Wenige Besucher in der Kapelle 'Nuestra Senora de la Paz' in Santiago de Chile

Die Wandmalereien in der Kapelle erzählen von der Kolonialisierung Amerikas und den Kämpfen der Indigenen sowie der Arbeiterinnen und Arbeiter für mehr Unabhängigkeit und politische Teilnahme. Die Regierung Allende war damals für viele von ihnen die Hoffnung auf eine bessere Zukunft. Umso mehr traf sie die Repression der bis 1990 andauernden Militärdiktatur, als in den ersten Monaten nach dem Putsch vom 11. September 1973 Hunderte Leichen politischer Gegner in den Mapocho geworfen wurden. Im Gottesdienst kommt Tamblay von der Kanzel herunter und bewegt sich zwischen den wenigen Kirchgängern.
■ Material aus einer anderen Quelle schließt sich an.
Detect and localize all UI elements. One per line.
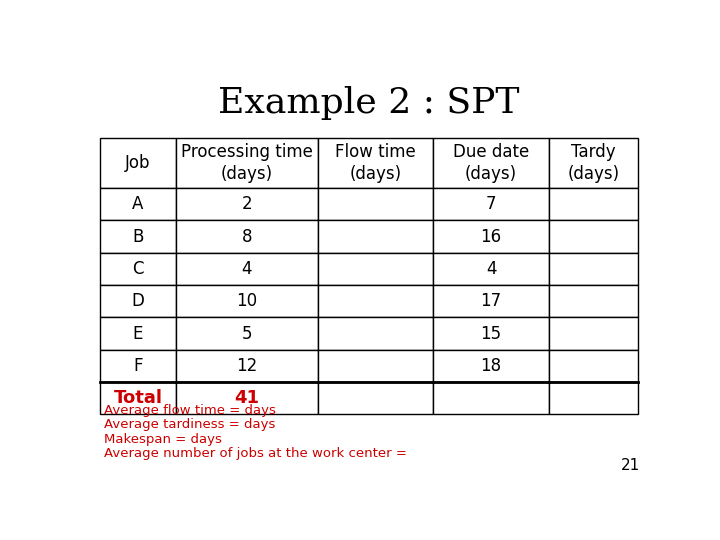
Text: A: A [132,195,144,213]
Text: 8: 8 [242,227,252,246]
Text: 5: 5 [242,325,252,342]
Bar [176,220,318,253]
Text: Makespan = days: Makespan = days [104,433,222,446]
Text: 4: 4 [242,260,252,278]
Bar [176,285,318,318]
Text: 4: 4 [486,260,496,278]
Text: 41: 41 [235,389,259,407]
Text: Total: Total [114,389,163,407]
Bar [549,285,638,318]
Text: Example 2 : SPT: Example 2 : SPT [218,86,520,120]
Text: Average tardiness = days: Average tardiness = days [104,418,275,431]
Text: Average number of jobs at the work center =: Average number of jobs at the work cente… [104,448,407,461]
Bar [318,188,433,220]
Bar [318,253,433,285]
Bar [176,382,318,414]
Bar [100,318,176,350]
Bar [100,350,176,382]
Bar [318,350,433,382]
Text: Job: Job [125,154,150,172]
Text: 12: 12 [236,357,258,375]
Text: B: B [132,227,144,246]
Bar [176,188,318,220]
Text: Tardy
(days): Tardy (days) [567,143,619,183]
Text: 18: 18 [480,357,502,375]
Bar [433,318,549,350]
Bar [549,188,638,220]
Text: 16: 16 [480,227,502,246]
Text: 17: 17 [480,292,502,310]
Text: Due date
(days): Due date (days) [453,143,529,183]
Bar [318,220,433,253]
Bar [433,253,549,285]
Bar [433,188,549,220]
Bar [100,382,176,414]
Text: 2: 2 [242,195,252,213]
Text: E: E [132,325,143,342]
Text: C: C [132,260,144,278]
Bar [100,220,176,253]
Text: 21: 21 [621,458,640,473]
Text: D: D [132,292,145,310]
Bar [549,318,638,350]
Bar [100,188,176,220]
Text: 10: 10 [236,292,258,310]
Text: Flow time
(days): Flow time (days) [336,143,416,183]
Text: F: F [133,357,143,375]
Bar [549,382,638,414]
Text: 15: 15 [480,325,502,342]
Text: 7: 7 [486,195,496,213]
Bar [433,285,549,318]
Bar [433,220,549,253]
Bar [549,220,638,253]
Bar [176,318,318,350]
Bar [433,382,549,414]
Bar [549,253,638,285]
Bar [176,350,318,382]
Bar [318,318,433,350]
Bar [176,253,318,285]
Bar [549,350,638,382]
Bar [100,253,176,285]
Bar [318,382,433,414]
Bar [100,285,176,318]
Bar [433,350,549,382]
Text: Average flow time = days: Average flow time = days [104,403,276,416]
Bar [318,285,433,318]
Text: Processing time
(days): Processing time (days) [181,143,313,183]
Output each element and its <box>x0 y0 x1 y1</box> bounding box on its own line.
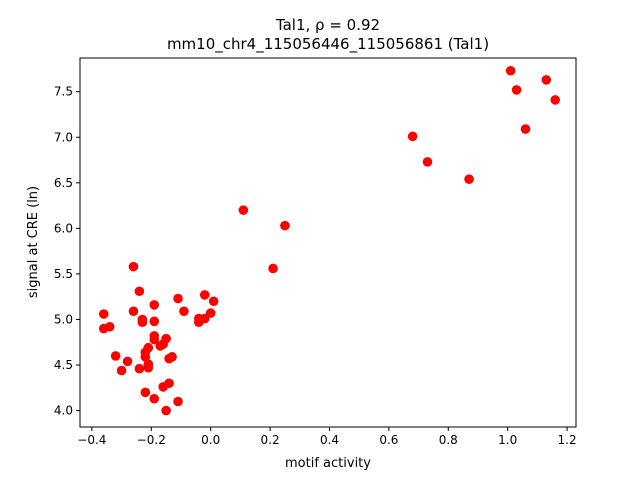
y-tick-label: 5.0 <box>54 312 73 326</box>
data-point <box>140 387 151 398</box>
x-axis-label: motif activity <box>285 456 371 471</box>
data-point <box>149 393 160 404</box>
y-tick-label: 6.5 <box>54 176 73 190</box>
x-tick-label: 0.8 <box>439 433 458 447</box>
y-tick-label: 4.5 <box>54 358 73 372</box>
data-point <box>98 309 109 319</box>
data-points <box>98 65 561 416</box>
x-tick-label: 0.6 <box>379 433 398 447</box>
y-axis-ticks: 4.0 4.5 5.0 5.5 6.0 6.5 7.0 7.5 <box>54 85 80 418</box>
x-axis-ticks: −0.4 −0.2 0.0 0.2 0.4 0.6 0.8 1.0 1.2 <box>77 427 577 447</box>
x-tick-label: −0.4 <box>77 433 106 447</box>
data-point <box>110 351 121 361</box>
x-tick-label: 1.0 <box>498 433 517 447</box>
data-point <box>280 220 290 231</box>
data-point <box>137 317 148 328</box>
x-tick-label: 0.0 <box>201 433 220 447</box>
data-point <box>161 405 171 416</box>
data-point <box>116 365 127 376</box>
data-point <box>149 334 160 345</box>
data-point <box>149 300 160 310</box>
data-point <box>194 317 204 328</box>
data-point <box>520 124 531 134</box>
y-tick-label: 7.5 <box>54 85 73 99</box>
data-point <box>173 396 183 407</box>
chart-title-line1: Tal1, ρ = 0.92 <box>275 16 380 34</box>
data-point <box>173 293 183 304</box>
data-point <box>143 362 154 373</box>
data-point <box>128 306 139 317</box>
x-tick-label: 0.4 <box>320 433 339 447</box>
data-point <box>149 316 160 327</box>
data-point <box>238 205 249 215</box>
data-point <box>511 85 522 95</box>
data-point <box>550 95 561 105</box>
data-point <box>134 286 145 297</box>
data-point <box>98 323 109 334</box>
y-tick-label: 7.0 <box>54 130 73 144</box>
data-point <box>199 290 210 300</box>
data-point <box>505 65 516 76</box>
data-point <box>134 363 145 374</box>
plot-frame <box>79 57 577 428</box>
data-point <box>407 131 418 142</box>
data-point <box>155 341 165 351</box>
x-tick-label: 1.2 <box>558 433 577 447</box>
data-point <box>164 353 174 364</box>
y-tick-label: 6.0 <box>54 221 73 235</box>
y-tick-label: 4.0 <box>54 404 73 418</box>
data-point <box>122 356 133 367</box>
data-point <box>208 296 219 307</box>
y-axis-label: signal at CRE (ln) <box>26 186 41 298</box>
x-tick-label: −0.2 <box>137 433 166 447</box>
data-point <box>179 306 189 317</box>
x-tick-label: 0.2 <box>261 433 280 447</box>
data-point <box>422 157 433 167</box>
data-point <box>268 263 278 274</box>
y-tick-label: 5.5 <box>54 267 73 281</box>
chart-title-line2: mm10_chr4_115056446_115056861 (Tal1) <box>167 35 489 54</box>
data-point <box>541 75 552 85</box>
data-point <box>464 174 474 184</box>
data-point <box>158 382 168 392</box>
data-point <box>140 352 151 362</box>
data-point <box>128 261 139 272</box>
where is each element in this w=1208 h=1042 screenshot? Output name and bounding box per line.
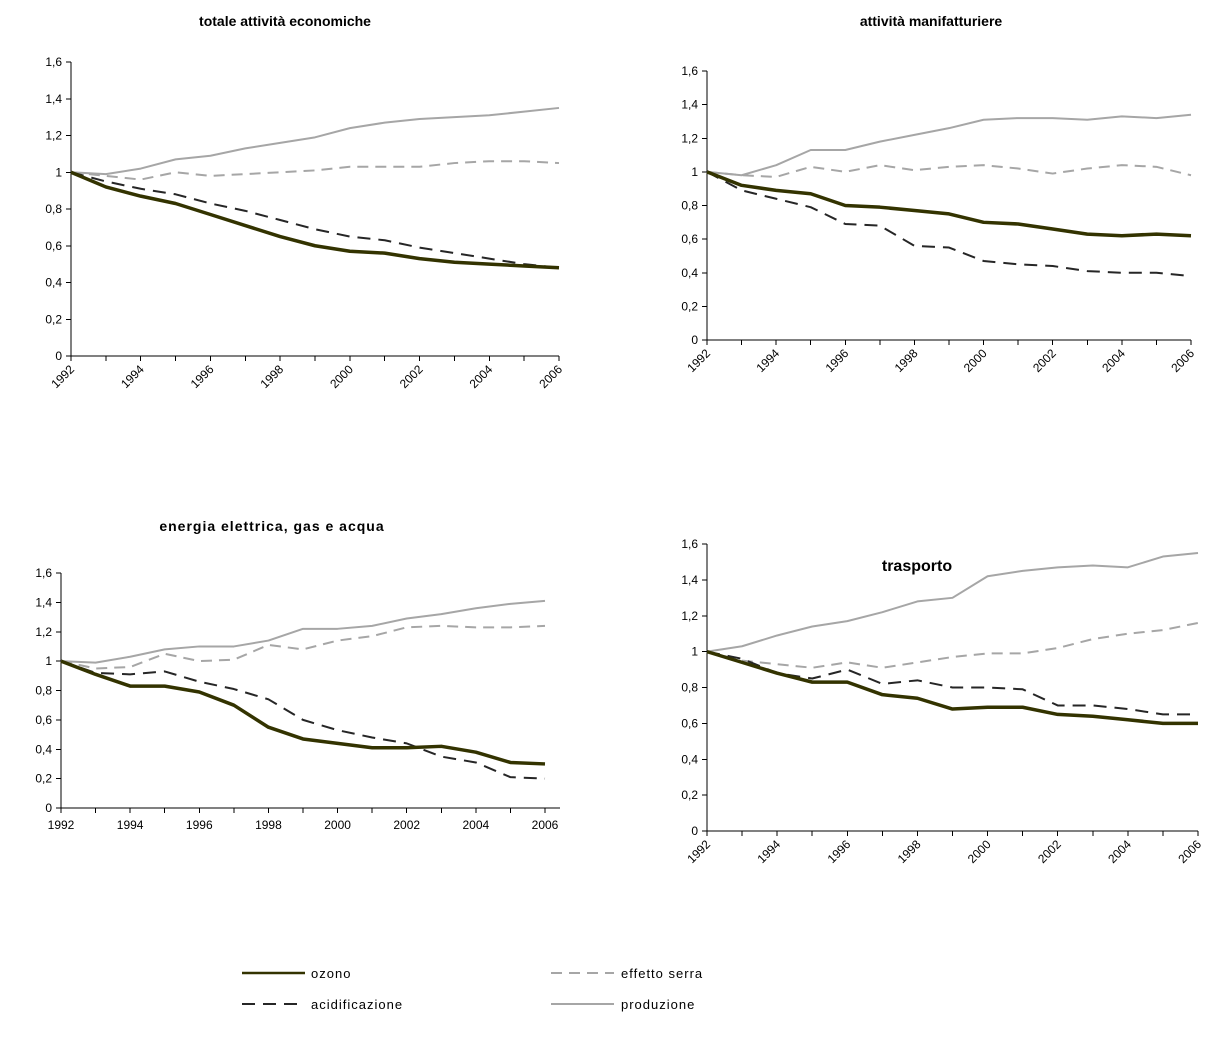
y-tick-label: 0,2: [681, 299, 698, 313]
y-tick-label: 1: [691, 165, 698, 179]
chart-trasporto: trasporto 0 0,2 0,4 0,6 0,8 1 1,2 1,4 1,6 1992 199…: [681, 537, 1204, 866]
legend-label-acidificazione: acidificazione: [311, 997, 403, 1012]
y-tick-label: 0,8: [45, 202, 62, 216]
y-tick-label: 0: [691, 333, 698, 347]
series-line-acidificazione: [706, 170, 1192, 278]
series-line-ozono: [70, 170, 560, 270]
y-tick-label: 1,2: [35, 625, 52, 639]
chart-title: energia elettrica, gas e acqua: [159, 518, 384, 534]
series-line-ozono: [706, 170, 1192, 238]
x-tick-label: 1994: [117, 818, 144, 832]
chart-totale-attivita-economiche: totale attività economiche 0 0,2 0,4 0,6 0,8…: [45, 13, 565, 391]
x-tick-label: 2004: [1099, 346, 1128, 375]
x-tick-label: 2002: [1030, 346, 1059, 375]
x-tick-label: 1998: [892, 346, 921, 375]
y-tick-label: 0: [45, 801, 52, 815]
x-tick-label: 2006: [1168, 346, 1197, 375]
series-line-ozono: [60, 659, 546, 766]
x-tick-label: 1998: [255, 818, 282, 832]
series-line-effetto-serra: [60, 624, 546, 670]
x-tick-label: 2004: [467, 362, 496, 391]
legend: ozono effetto serra acidificazione produ…: [242, 966, 703, 1012]
x-tick-label: 2000: [324, 818, 351, 832]
x-tick-label: 1994: [753, 346, 782, 375]
series-line-effetto-serra: [706, 164, 1192, 178]
chart-energia-elettrica-gas-acqua: energia elettrica, gas e acqua 0 0,2 0,4 0,…: [35, 518, 560, 832]
y-tick-label: 0,8: [681, 199, 698, 213]
series-line-acidificazione: [706, 650, 1198, 716]
series-line-acidificazione: [70, 171, 560, 269]
y-tick-label: 0,8: [681, 681, 698, 695]
series-line-produzione: [60, 599, 546, 664]
y-tick-label: 1,4: [681, 573, 698, 587]
x-tick-label: 1992: [48, 362, 77, 391]
y-tick-label: 1,6: [35, 566, 52, 580]
x-tick-label: 1996: [188, 362, 217, 391]
series-line-produzione: [706, 551, 1199, 653]
x-tick-label: 2000: [965, 837, 994, 866]
x-tick-label: 2004: [463, 818, 490, 832]
series-line-effetto-serra: [70, 160, 560, 181]
x-tick-label: 2006: [1175, 837, 1204, 866]
y-tick-label: 0,2: [45, 312, 62, 326]
chart-title: trasporto: [882, 558, 952, 575]
y-tick-label: 0: [691, 824, 698, 838]
y-tick-label: 0: [55, 349, 62, 363]
y-tick-label: 1,4: [681, 98, 698, 112]
y-tick-label: 1: [45, 654, 52, 668]
legend-label-effetto-serra: effetto serra: [621, 966, 703, 981]
y-tick-label: 0,6: [681, 232, 698, 246]
legend-label-ozono: ozono: [311, 966, 351, 981]
x-tick-label: 2006: [536, 362, 565, 391]
y-tick-label: 0,2: [35, 772, 52, 786]
x-tick-label: 2002: [397, 362, 426, 391]
y-tick-label: 0,8: [35, 684, 52, 698]
y-tick-label: 0,4: [35, 742, 52, 756]
x-tick-label: 2002: [1035, 837, 1064, 866]
x-tick-label: 1996: [825, 837, 854, 866]
chart-attivita-manifatturiere: attività manifatturiere 0 0,2 0,4 0,6 0,8 1 1,…: [681, 13, 1197, 375]
chart-title: attività manifatturiere: [860, 13, 1003, 29]
y-tick-label: 0,2: [681, 788, 698, 802]
y-tick-label: 0,6: [45, 239, 62, 253]
y-tick-label: 1,6: [681, 537, 698, 551]
series-line-acidificazione: [60, 660, 546, 780]
y-tick-label: 0,6: [681, 716, 698, 730]
y-tick-label: 1: [691, 645, 698, 659]
x-tick-label: 1998: [895, 837, 924, 866]
x-tick-label: 2002: [393, 818, 420, 832]
y-tick-label: 1,6: [681, 64, 698, 78]
y-tick-label: 0,4: [45, 276, 62, 290]
x-tick-label: 1996: [186, 818, 213, 832]
x-tick-label: 2006: [532, 818, 559, 832]
y-tick-label: 1,4: [35, 595, 52, 609]
y-tick-label: 0,6: [35, 713, 52, 727]
x-tick-label: 2000: [327, 362, 356, 391]
series-line-effetto-serra: [706, 621, 1199, 669]
y-tick-label: 0,4: [681, 266, 698, 280]
chart-title: totale attività economiche: [199, 13, 371, 29]
series-line-produzione: [706, 113, 1192, 177]
y-tick-label: 1,2: [45, 129, 62, 143]
x-tick-label: 2000: [961, 346, 990, 375]
x-tick-label: 1998: [257, 362, 286, 391]
series-line-produzione: [70, 106, 560, 176]
x-tick-label: 1992: [684, 346, 713, 375]
x-tick-label: 1994: [118, 362, 147, 391]
x-tick-label: 1996: [823, 346, 852, 375]
y-tick-label: 0,4: [681, 752, 698, 766]
x-tick-label: 1992: [684, 837, 713, 866]
y-tick-label: 1,2: [681, 131, 698, 145]
legend-label-produzione: produzione: [621, 997, 695, 1012]
y-tick-label: 1,2: [681, 609, 698, 623]
y-tick-label: 1,6: [45, 55, 62, 69]
x-tick-label: 1992: [48, 818, 75, 832]
y-tick-label: 1,4: [45, 92, 62, 106]
x-tick-label: 2004: [1105, 837, 1134, 866]
x-tick-label: 1994: [754, 837, 783, 866]
y-tick-label: 1: [55, 165, 62, 179]
series-line-ozono: [706, 649, 1198, 726]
Es wirkt wie ein Gespräch von Mensch zu Mensch. Der Kirchgang gebe ihr Kraft, die schweren Zeiten durchzu­stehen, sagt Amanda Aroyo. Ihr Sohn wurde während der Diktatur vom ­Militär gefoltert und entkam nur durch Glück dem Tod. Sie sagt: "Ich habe so viel erlebt und konnte immer weitermachen, weil ich an den Herrn glaube."

Heute kümmert sich die Gemeinde um Obdachlose in der Siedlung und die Bewohner einer kürzlich geräumten besetzten Siedlung nur ein paar Kilometer flussabwärts. Es sind die Ideen der ­Befreiungstheologie, die in der Kapelle vorherrschen. Der Interpretation der Bibel, die in Jesus einen frühen Sozialisten sieht. Die katholische Kirche war nicht immer glücklich mit der Gemeinschaft. Sie schickte mehrere Pfarrer, die versuchten, das befreiungstheo­logische Erbe der Gemeinschaft zu ­zerstören.

Die 54-jährige Paola Horta Millan ­guir erzählt, dass sie in den 2000er ­Jahren die politische und soziale Arbeit der Gemeinde mit Kindern und Jugendlichen wieder aufnehmen wollten. "Aber als der damalige Pfarrer erfuhr, dass wir mehr als nur beten wollten, schmiss er uns raus." Sie würde gern die katholische Kirche von innen verändern, beispielsweise in Fragen der Abtreibung oder der straffen internen Hierarchien, erzählt Horta Millanguir.

Lesen Sie hier einen Kommentar zum Thema Abtreibung: Warum es richtig ist, dass die Evangelische Kirche in Deutschland aus der Initiative "Woche für das Leben" ausgestiegen ist.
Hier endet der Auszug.